Gasato dai sondaggi che quotano il centrodestra nettamente in testa, l’ex premier non si accontenta più di un pareggio. Alle prossime elezioni politiche vuole fare bottino pieno. E l’idea di venire a patti con la sinistra gli suona a questo punto rinunciataria, quasi insultante. Ecco perché Renzi ad Arcore non è più di moda. Ma c’è una seconda ragione: evocare in campagna elettorale l’”inciucio” col Pd sarebbe un assist pazzesco ai Cinquestelle. Berlusconi non è in vena di fare regali a Grillo e nemmeno a Salvini che per un verso sarà alleato ma per un altro verso duro competitor nella quota proporzionale. Infine (ecco il terzo perché), il Cav considera Renzi un pugile alle corde, politicamente quasi un “appestato” dal quale stare alla larga per non subirne il contagio. Così vanno le cose del mondo, quando cadi in disgrazia: tutti ti scansano e Silvio non fa eccezione. Dovendo proprio coltivare rapporti a sinistra, non si sa mai, l’uomo preferisce tenerli con Paolo Gentiloni, che in caso di stallo metterebbe a Palazzo le radici, al limite con Dario Franceschini. Addirittura, secondo fonti a lui molto prossime, Berlusconi non si strapperebbe le vesti se anziché in marzo si votasse a maggio, consentendo così ai “Dem” di regolare con calma i conti col segretario.
In base a un puro calcolo di convenienza, Berlusconi adesso punta tutto su Salvini e Meloni, coi quali si è visto a Catania dopo mesi di dispetti, senza peraltro chiarire nulla. Quei due, a loro volta, continuano a considerarlo vecchio e ingombrante. Tuttavia si rendono conto che, ancora per un giro, il Cav rimarrà imprescindibile. Così si vanno acconciando alle possibili intese, convessi in pubblico e concavi in privato. Sul terreno di più aspra contesa, che sarà la spartizione dei collegi, già si affaccia qualche mediazione. Si immagina ad esempio di calcolare il numero complessivo dei seggi spettanti a Forza Italia, alla Lega e a Fd’I sulla base dei sondaggi più attendibili.
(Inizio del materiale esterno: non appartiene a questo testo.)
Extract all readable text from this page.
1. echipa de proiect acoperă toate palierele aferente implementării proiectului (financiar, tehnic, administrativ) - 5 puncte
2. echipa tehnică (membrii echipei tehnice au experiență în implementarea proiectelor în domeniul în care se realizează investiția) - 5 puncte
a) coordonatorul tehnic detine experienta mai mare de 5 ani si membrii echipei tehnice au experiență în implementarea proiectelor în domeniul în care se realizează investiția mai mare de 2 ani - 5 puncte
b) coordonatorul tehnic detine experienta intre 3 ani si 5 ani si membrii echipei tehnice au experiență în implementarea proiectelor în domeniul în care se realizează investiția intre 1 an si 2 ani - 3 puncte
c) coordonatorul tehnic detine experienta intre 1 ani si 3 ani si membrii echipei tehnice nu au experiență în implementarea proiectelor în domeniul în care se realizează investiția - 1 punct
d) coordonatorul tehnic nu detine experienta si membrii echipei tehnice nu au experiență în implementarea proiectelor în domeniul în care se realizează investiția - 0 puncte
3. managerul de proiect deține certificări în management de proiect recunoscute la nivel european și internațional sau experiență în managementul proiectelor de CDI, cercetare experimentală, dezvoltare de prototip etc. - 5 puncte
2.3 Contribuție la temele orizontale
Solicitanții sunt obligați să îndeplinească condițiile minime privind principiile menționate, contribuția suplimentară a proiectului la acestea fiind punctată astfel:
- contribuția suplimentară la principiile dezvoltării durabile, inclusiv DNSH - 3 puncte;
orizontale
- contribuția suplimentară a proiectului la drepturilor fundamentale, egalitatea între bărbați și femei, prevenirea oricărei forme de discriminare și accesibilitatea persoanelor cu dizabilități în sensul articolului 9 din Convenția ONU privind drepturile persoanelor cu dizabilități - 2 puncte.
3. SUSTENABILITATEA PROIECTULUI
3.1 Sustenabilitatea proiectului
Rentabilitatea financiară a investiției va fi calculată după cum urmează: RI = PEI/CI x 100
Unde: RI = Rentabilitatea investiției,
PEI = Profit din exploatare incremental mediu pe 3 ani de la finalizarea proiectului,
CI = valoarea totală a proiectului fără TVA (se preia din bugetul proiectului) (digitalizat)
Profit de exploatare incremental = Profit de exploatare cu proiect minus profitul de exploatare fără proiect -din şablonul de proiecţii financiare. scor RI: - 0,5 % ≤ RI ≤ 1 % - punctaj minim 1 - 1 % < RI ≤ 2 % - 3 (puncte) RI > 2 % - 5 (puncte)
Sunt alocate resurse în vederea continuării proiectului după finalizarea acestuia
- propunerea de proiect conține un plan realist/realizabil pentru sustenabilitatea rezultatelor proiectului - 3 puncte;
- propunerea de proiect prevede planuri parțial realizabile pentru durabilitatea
Quindi di ripartirli in base a uno schema più volte collaudato: tot collegi sicuri a Berlusconi, tot a Salvini, tot a Meloni; stessa percentuale di collegi incerti all’uno, all’altro e all’altra ancora. Con un occhio al radicamento territoriale dei candidati, in modo da ottimizzare le chance collettive. I forzisti del Sud sono in fermento perché temono che, con questa scusa, la Lega si cucchi tutte le meglio poltrone. Però Maurizio Gasparri, esperto di queste trattative, è fiducioso: «Sentiremo urla e strepiti, qualcuno farà finta di rovesciare il tavolo, ma alla fine dalla stanza uscirà un accordo. Come è sempre stato in passato, solo con meno fumo di sigarette».